Damit der zweite, links der Tangente liegende Teil der Saite nicht mitklingt, wird er mit durch die Saiten geflochtenen Filz- oder Tuchstreifen (6) abgedämpft.
Der angeschlagene Ton klingt so lange, wie die Taste gedrückt ist, also die Tangente an der Saite anliegt. Wird die Taste losgelassen, löst sich die Tangente wieder von der Saite; der klingende und der mit einem Filzstreifen abgedämpfte Teil der Saite hängen wieder ungetrennt zusammen und der Dämpfungseffekt tritt ein.
Geschichte
Das Clavichord ist eines der ältesten besaiteten Tasteninstrumente und ging aus der Mechanisierung von Psalterium und Monochord, einem Mess- und Demonstrationsinstrument des Altertums, hervor. Beim Monochord wird zur Erzeugung verschiedener Töne auf einer Saite ein die klingende Länge abteilender Steg an jeweils verschiedenen Stellen der Saite angebracht. Das Clavichord greift diese Idee auf und verbindet jedoch die beweglichen Stege (hier: die Tangenten) mit Tasten unter gleichzeitiger Vermehrung der Saitenanzahl.
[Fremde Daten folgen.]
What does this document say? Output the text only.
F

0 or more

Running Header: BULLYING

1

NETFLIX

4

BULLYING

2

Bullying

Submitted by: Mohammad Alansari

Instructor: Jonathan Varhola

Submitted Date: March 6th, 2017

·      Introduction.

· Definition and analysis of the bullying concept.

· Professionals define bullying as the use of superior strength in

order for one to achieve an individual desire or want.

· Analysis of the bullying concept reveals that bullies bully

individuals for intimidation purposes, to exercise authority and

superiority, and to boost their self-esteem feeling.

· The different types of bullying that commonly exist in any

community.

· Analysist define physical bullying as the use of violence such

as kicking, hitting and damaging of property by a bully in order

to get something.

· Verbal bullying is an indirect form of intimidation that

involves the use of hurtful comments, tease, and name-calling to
Der Name „Clavichord“ wurde erstmals 1396 nachweisbar verwendet. Das älteste erhaltene Clavichord, gebaut 1543 von Dominicus Pisaurensis, befindet sich heute im Musikinstrumentenmuseum in Leipzig. Bedeutende Clavichordbauer waren etwa Johann Adolph Hass in Hamburg, Gottfried Silbermann in Freiberg (Sachsen) oder Christian Gottlob Hubert in Ansbach.
Das Clavichord spielte seit seiner Entwicklung, besonders aber im 17. und 18. Jahrhundert eine große Rolle in der häuslichen Musik, die vergleichbar mit der späteren des heutigen Klaviers ist. Davon zeugt auch die Verwendung des Begriffs „Clavier“, der bis ins 19. Jahrhundert hinein oft ein Clavichord bezeichnet. Das Clavichord war aufgrund seiner Konstruktion billiger als andere Tasteninstrumente, insbesondere das Cembalo, und fand somit als Übeinstrument große Verbreitung. Bis zum Ausgang des 18. Jahrhunderts war das Instrument fast in ganz Europa weit verbreitet.
Mit der zu Beginn des 19. Jahrhunderts einsetzenden Tendenz zu stärkerem Klang kam das Clavichord langsam aus der Mode. Zu Beginn des 20. Jahrhunderts und im Kontext des wieder aufkeimenden Interesses an historischen Instrumenten wurde sein besonderer Reiz, der in einer höchst sensiblen Gestaltungsmöglichkeit des Tons liegt, wiederentdeckt. Clavichorde aus dieser Zeit knüpfen jedoch oftmals nicht an die Clavichordbautradition des ausgehenden 18. Jahrhunderts an: Sie orientieren sich in Bezug auf die Gestaltung der klanglichen Anlage (etwa der Mensur) und der Spielart eher am modernen Cembalobau ihrer Zeit und integrieren Techniken des modernen Klavierbaus. In der Regel sind die Instrumente bundfrei, nicht selten aber nur einchörig besaitet. Etwa seit 1990 findet im Clavichordbau eine Rückbesinnung auf historische Bauweisen statt.
Bauspezifische Varianten
Bei Clavichorden unterscheidet man prinzipiell zwei Typen: die gebundenen und die bundfreien Clavichorde. Bei gebundenen Clavichorden verwenden 2 bis 4 nebeneinanderliegende Tasten (A oder B) dieselbe Saite oder dasselbe Saitenpaar (3) zur Tonerzeugung. Die Tangenten treffen diese Saite (oder dieses Saitenpaar) an verschiedenen Stellen: Mit der Taste (A) schlägt die auf ihr (2A) sitzende Tangente (1A) an einer Stelle der Saite, die näher zum festen Steg (5) liegt, als es die Tangente (1B) in Verbindung mit Taste (B) und Wippe (2B) ist. Die durch die Tangente (1A) kürzer abgeteilte Saitenlänge ergibt dabei einen höheren Ton als die länger abgeteilte (1B).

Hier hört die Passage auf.